Bisnis.com, JAKARTA— Aktivitas industri manufaktur Jepang mengalami kontraksi pada Maret untuk pertama kalinya dalam hampir setahun karena penurunan ekspor di negara tersebut.
Indeks manufaktur Jepang (PMI) kini bertengger pada posisi 49,1 yang bulan sebelumnya masih berada di posisi 50,1. Sebelumnya, PMI berada diatas ambang 50 sejak April tahun lalu yang dikutip dari Reuters.
Indeks PMI mengukur pertumbuhan kinerja industri manufaktur dengan angka 50 yang memisahkan antara ekspansi dan kontraksi. Sedangkan, dibawah 50 menandakan industri sedang berkontraksi.
Sesuai data keuangan negara itu menunjukkan ekspor Jepang turun untuk bulan kelima berturut-turut pada bulan Februari. Beberapa ekonom mengatakan ekspor Jepang bisa tetap melemah untuk beberapa waktu sebagai perlambatan di China dan pasar negara berkembang lainnya menekan permintaan untuk mesin dan elektronik Jepang.
Ekonomi Jepang, terbesar ketiga di dunia, menyusut pada kuartal akhir 2015 memperlambat pertumbuhan upah dan kelambanan ekonomi global menekan permintaan konsumsi ekspor.

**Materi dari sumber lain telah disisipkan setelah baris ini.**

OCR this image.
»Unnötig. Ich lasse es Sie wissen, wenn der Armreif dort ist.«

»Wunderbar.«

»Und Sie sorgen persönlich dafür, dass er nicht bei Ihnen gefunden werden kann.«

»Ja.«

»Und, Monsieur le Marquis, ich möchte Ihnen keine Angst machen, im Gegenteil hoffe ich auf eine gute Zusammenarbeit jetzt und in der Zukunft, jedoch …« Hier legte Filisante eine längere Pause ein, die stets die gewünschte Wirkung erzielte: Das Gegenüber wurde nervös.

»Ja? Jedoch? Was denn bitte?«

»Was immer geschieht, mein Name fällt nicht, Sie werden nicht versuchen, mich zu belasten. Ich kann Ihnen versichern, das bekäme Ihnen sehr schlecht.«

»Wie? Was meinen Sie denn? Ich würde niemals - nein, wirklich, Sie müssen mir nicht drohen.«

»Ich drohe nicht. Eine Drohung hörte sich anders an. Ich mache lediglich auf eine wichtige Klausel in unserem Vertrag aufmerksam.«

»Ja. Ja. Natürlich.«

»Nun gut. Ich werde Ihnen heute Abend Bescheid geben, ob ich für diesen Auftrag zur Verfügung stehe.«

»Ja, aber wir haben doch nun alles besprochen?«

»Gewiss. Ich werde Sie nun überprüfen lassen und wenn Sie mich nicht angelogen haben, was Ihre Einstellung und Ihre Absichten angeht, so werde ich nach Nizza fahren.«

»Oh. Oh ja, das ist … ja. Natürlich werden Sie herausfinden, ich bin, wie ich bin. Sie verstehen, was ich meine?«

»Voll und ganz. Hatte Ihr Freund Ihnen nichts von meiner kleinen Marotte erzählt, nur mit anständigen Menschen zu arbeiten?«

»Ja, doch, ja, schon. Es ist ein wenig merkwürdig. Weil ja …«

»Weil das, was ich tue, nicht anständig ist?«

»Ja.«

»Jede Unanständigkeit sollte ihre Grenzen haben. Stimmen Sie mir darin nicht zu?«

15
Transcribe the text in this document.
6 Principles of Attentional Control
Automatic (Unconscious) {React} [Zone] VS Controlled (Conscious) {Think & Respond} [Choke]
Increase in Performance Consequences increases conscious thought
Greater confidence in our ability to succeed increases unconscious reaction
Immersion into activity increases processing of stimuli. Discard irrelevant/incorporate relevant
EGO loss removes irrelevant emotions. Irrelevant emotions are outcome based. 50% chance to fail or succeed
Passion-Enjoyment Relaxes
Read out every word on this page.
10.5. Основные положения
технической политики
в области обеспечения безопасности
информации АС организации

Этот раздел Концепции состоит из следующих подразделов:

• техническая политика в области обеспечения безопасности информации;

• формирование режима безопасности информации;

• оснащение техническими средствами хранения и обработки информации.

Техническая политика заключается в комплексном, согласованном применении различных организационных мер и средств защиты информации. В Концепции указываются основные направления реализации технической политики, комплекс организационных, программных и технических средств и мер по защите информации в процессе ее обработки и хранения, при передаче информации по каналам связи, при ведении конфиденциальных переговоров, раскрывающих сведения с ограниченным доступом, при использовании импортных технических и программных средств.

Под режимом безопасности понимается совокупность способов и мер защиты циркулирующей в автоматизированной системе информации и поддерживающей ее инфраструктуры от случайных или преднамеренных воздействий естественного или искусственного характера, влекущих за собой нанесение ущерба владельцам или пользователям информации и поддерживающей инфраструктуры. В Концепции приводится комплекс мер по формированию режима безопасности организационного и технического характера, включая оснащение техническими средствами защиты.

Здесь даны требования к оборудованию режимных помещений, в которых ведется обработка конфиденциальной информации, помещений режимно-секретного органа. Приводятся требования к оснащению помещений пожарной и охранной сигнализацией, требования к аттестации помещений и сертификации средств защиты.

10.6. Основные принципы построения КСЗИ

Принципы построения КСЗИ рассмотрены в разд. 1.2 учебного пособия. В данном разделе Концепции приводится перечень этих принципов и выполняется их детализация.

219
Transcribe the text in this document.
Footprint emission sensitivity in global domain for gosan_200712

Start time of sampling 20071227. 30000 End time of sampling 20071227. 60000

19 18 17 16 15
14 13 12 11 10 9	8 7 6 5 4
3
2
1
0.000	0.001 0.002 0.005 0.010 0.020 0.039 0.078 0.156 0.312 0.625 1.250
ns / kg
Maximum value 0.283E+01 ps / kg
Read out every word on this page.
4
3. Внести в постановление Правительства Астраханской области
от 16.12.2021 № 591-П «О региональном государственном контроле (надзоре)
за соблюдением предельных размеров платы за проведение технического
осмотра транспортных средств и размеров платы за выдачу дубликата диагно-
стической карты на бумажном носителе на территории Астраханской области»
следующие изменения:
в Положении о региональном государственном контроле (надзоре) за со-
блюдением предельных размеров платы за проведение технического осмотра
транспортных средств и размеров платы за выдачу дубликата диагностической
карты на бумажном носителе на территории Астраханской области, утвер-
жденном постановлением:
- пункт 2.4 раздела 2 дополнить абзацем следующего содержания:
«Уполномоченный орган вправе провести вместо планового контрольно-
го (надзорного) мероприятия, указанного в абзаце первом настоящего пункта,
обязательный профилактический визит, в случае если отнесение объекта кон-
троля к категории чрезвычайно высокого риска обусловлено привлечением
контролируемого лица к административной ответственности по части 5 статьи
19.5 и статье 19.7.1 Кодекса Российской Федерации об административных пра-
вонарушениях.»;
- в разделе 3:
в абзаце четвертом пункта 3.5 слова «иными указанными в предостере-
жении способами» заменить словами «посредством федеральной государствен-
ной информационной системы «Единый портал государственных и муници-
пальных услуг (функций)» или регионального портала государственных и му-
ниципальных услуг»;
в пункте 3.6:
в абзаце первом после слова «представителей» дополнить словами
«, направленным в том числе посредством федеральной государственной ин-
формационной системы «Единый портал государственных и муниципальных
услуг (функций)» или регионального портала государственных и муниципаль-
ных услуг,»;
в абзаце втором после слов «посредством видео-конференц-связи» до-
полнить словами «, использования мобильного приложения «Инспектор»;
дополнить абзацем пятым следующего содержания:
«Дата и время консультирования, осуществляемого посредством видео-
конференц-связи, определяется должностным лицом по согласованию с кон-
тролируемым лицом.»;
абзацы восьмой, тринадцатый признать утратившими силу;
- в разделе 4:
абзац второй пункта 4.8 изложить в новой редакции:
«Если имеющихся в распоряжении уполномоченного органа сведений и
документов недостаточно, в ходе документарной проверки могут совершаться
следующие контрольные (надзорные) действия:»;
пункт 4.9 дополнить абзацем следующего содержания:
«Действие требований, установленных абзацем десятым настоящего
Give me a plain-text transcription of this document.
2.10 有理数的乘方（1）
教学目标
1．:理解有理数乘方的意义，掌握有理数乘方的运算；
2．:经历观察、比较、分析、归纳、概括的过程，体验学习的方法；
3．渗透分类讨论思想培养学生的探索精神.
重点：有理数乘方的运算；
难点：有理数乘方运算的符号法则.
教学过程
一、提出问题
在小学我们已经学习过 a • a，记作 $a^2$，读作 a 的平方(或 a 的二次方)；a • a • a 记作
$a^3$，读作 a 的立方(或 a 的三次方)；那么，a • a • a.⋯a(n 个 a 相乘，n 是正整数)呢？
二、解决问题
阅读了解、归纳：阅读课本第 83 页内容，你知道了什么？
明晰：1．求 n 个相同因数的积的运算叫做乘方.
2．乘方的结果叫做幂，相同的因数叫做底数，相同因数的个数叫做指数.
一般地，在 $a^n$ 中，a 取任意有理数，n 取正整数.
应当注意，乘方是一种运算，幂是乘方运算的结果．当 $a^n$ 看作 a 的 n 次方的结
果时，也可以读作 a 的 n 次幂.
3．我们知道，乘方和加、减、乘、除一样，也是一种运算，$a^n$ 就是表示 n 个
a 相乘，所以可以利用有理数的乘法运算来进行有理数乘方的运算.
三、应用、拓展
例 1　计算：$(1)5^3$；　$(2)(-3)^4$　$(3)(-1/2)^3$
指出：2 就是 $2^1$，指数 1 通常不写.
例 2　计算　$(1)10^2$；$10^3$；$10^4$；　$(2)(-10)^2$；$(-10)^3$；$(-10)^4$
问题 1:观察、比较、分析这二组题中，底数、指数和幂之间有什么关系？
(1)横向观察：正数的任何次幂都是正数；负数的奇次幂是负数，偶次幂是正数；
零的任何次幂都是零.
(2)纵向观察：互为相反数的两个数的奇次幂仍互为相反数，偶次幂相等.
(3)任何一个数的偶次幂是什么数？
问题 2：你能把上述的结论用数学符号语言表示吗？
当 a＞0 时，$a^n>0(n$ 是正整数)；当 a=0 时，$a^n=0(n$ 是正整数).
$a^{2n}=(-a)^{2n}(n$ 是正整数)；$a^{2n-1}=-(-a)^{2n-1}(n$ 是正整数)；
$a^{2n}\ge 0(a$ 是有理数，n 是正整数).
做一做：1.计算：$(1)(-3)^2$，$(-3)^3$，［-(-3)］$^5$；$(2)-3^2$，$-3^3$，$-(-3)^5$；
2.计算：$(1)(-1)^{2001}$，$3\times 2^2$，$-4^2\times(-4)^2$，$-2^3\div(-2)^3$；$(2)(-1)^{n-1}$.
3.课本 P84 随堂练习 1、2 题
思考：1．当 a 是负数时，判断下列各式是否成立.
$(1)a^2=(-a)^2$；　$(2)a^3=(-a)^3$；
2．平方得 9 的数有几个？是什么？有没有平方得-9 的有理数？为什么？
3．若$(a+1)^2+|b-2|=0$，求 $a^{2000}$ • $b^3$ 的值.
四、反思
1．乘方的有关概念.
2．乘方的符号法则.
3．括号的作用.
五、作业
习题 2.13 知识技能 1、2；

Sementara banyak analis memperkirakan pertumbuhan telah rebound secara sederhana dalam kuartal saat ini, kekhawatiran tentang permintaan global telah menyebabkan beberapa prediksi kontraksi lain akan mendorong Jepang kembali ke resesi – sebagaimana didefinisikan sebagai dua kuartal ekonomi kontraksi berturut-turut.